L’Est Républicain – 12 mars 2024 – L’unité Séraphine

L’unité Séraphine, unité psychiatrique unique en France

En cas de crise aiguë, le patient du Centre psychiatrique de Nancy a peut-être une chance d’éviter l’hospitalisation à plein temps grâce à l’unité Séraphine. Il y est accueilli de jour, un mois durant, pour y pratiquer « l’art cru ». De quoi lui permettre d’expulser, s’exprimer, et commencer à réparer.

C’est un beau nom que celui de Séraphine. Un nom rare, que beaucoup néanmoins connaissent associé à celui d’une ville : « Senlis ». Séraphine de Senlis (1864-1942), peintre autodidacte emblématique de l’art brut, dont elle a tiré une œuvre monumentale avec profusion de motifs floraux qui ont fait sa célébrité tardive. Quand bien même l’artiste était victime d’une lourde pathologie psychique.

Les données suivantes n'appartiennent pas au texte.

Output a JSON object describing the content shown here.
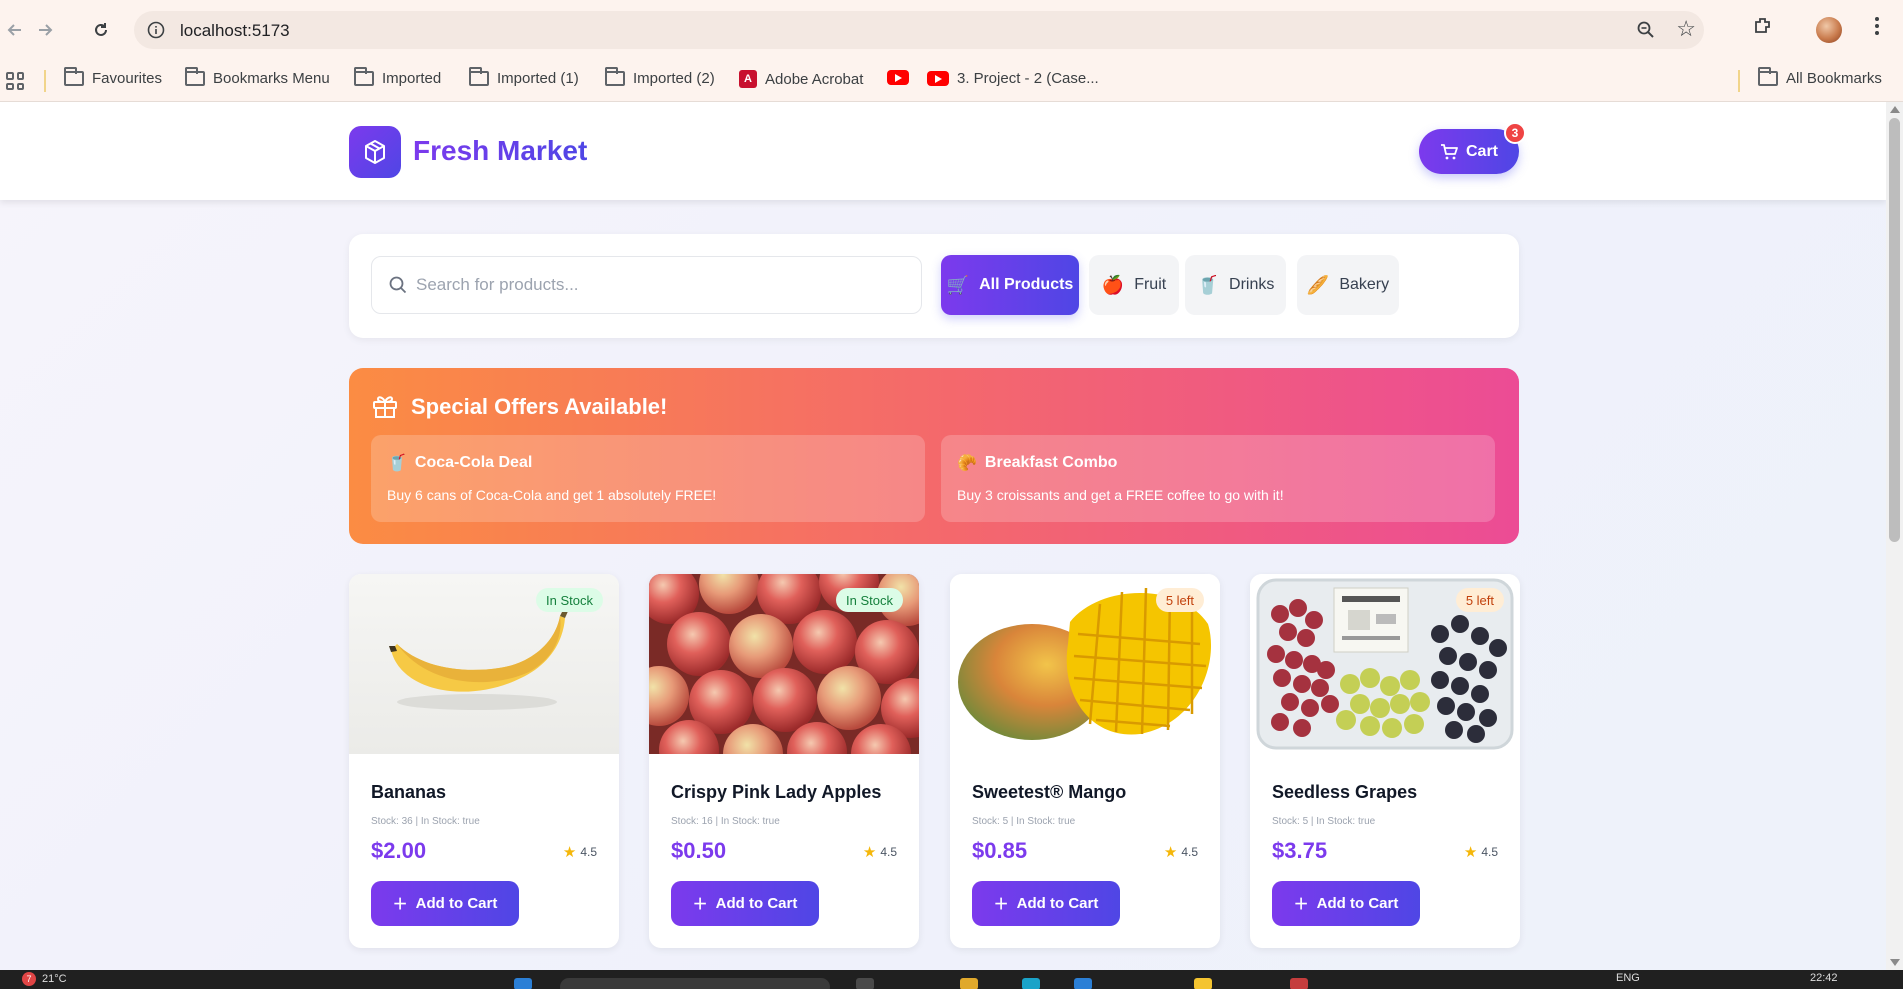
{
  "browser": {
    "url": "localhost:5173",
    "bookmarks": [
      {
        "label": "Favourites",
        "icon": "folder-icon"
      },
      {
        "label": "Bookmarks Menu",
        "icon": "folder-icon"
      },
      {
        "label": "Imported",
        "icon": "folder-icon"
      },
      {
        "label": "Imported (1)",
        "icon": "folder-icon"
      },
      {
        "label": "Imported (2)",
        "icon": "folder-icon"
      },
      {
        "label": "Adobe Acrobat",
        "icon": "acrobat-icon"
      },
      {
        "label": "",
        "icon": "youtube-icon"
      },
      {
        "label": "3. Project - 2 (Case...",
        "icon": "youtube-icon"
      }
    ],
    "all_bookmarks": "All Bookmarks"
  },
  "header": {
    "brand": "Fresh Market",
    "cart_label": "Cart",
    "cart_count": "3"
  },
  "search": {
    "placeholder": "Search for products..."
  },
  "categories": [
    {
      "label": "All Products",
      "emoji": "🛒",
      "active": true
    },
    {
      "label": "Fruit",
      "emoji": "🍎",
      "active": false
    },
    {
      "label": "Drinks",
      "emoji": "🥤",
      "active": false
    },
    {
      "label": "Bakery",
      "emoji": "🥖",
      "active": false
    }
  ],
  "offers": {
    "title": "Special Offers Available!",
    "items": [
      {
        "emoji": "🥤",
        "title": "Coca-Cola Deal",
        "desc": "Buy 6 cans of Coca-Cola and get 1 absolutely FREE!"
      },
      {
        "emoji": "🥐",
        "title": "Breakfast Combo",
        "desc": "Buy 3 croissants and get a FREE coffee to go with it!"
      }
    ]
  },
  "products": [
    {
      "name": "Bananas",
      "stock": "Stock: 36 | In Stock: true",
      "price": "$2.00",
      "rating": "4.5",
      "badge": "In Stock",
      "add_label": "Add to Cart"
    },
    {
      "name": "Crispy Pink Lady Apples",
      "stock": "Stock: 16 | In Stock: true",
      "price": "$0.50",
      "rating": "4.5",
      "badge": "In Stock",
      "add_label": "Add to Cart"
    },
    {
      "name": "Sweetest® Mango",
      "stock": "Stock: 5 | In Stock: true",
      "price": "$0.85",
      "rating": "4.5",
      "badge": "5 left",
      "add_label": "Add to Cart"
    },
    {
      "name": "Seedless Grapes",
      "stock": "Stock: 5 | In Stock: true",
      "price": "$3.75",
      "rating": "4.5",
      "badge": "5 left",
      "add_label": "Add to Cart"
    }
  ],
  "taskbar": {
    "weather_badge": "7",
    "temperature": "21°C",
    "language": "ENG",
    "time": "22:42"
  },
  "colors": {
    "accent_start": "#7c3aed",
    "accent_end": "#4f46e5",
    "offer_start": "#fb8c43",
    "offer_end": "#ec4c95",
    "in_stock": "#15803d",
    "low_stock": "#c2410c",
    "cart_badge": "#ef4444"
  }
}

Et c’est justement pour cette raison que le nom de Séraphine a été retenu. Cette fois associé à une autre ville, Saint-Nicolas-de-Port. Où est implantée depuis 2016 une unité hospitalière innovante, dépendante du Centre psychothérapique de Nancy (CPN), unique en son genre en France. La bien nommée « Unité Séraphine » de St-Nicolas-de-Port.

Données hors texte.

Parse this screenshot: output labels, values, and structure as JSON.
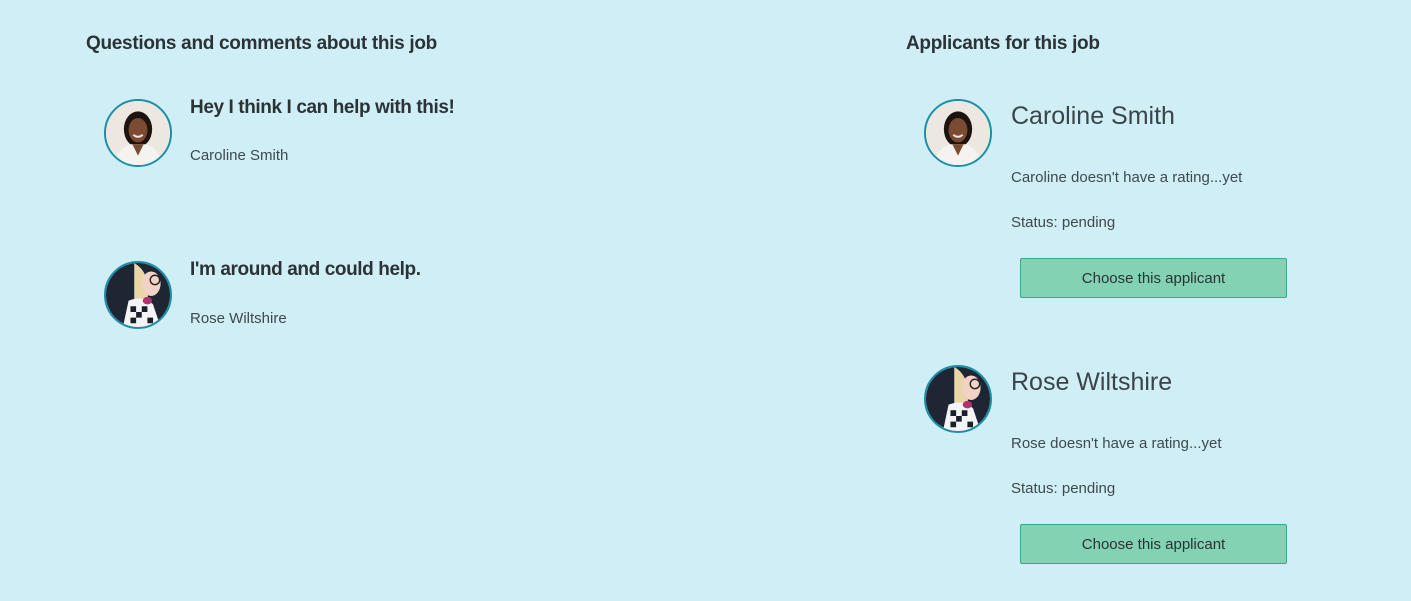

Soit douze places mises à disposition, dans le cadre d’une hospitalisation de jour, proposée à des patients atteints de troubles psychiques ou psychiatriques. En alternative à une hospitalisation classique jour et nuit. Et ce, malgré la crise. Ou plutôt, justement parce qu’il y a crise…

La création sans filtre

Pour quoi faire ? Créer. Expurger par l’œuvre. Dessiner, peindre, sculpter, coller, modeler, et même menuiser ! S’ex-pri-mer ! Une forme d’art-thérapie particulièrement abordable, libérée de toute idée de performance, et de maîtrise technique.

« Peu importe la technique d’ailleurs, l’essentiel étant que le patient puisse exercer sa créativité, moyen d’expression puissant », relève le Dr Béatrice Dugny, chef de pôle de psychiatrie des secteurs de Lunéville et Saint-Nicolas. « C’est un moment où on essaie de squeezer le mental. » Un moment de création « sans filtre », exutoire.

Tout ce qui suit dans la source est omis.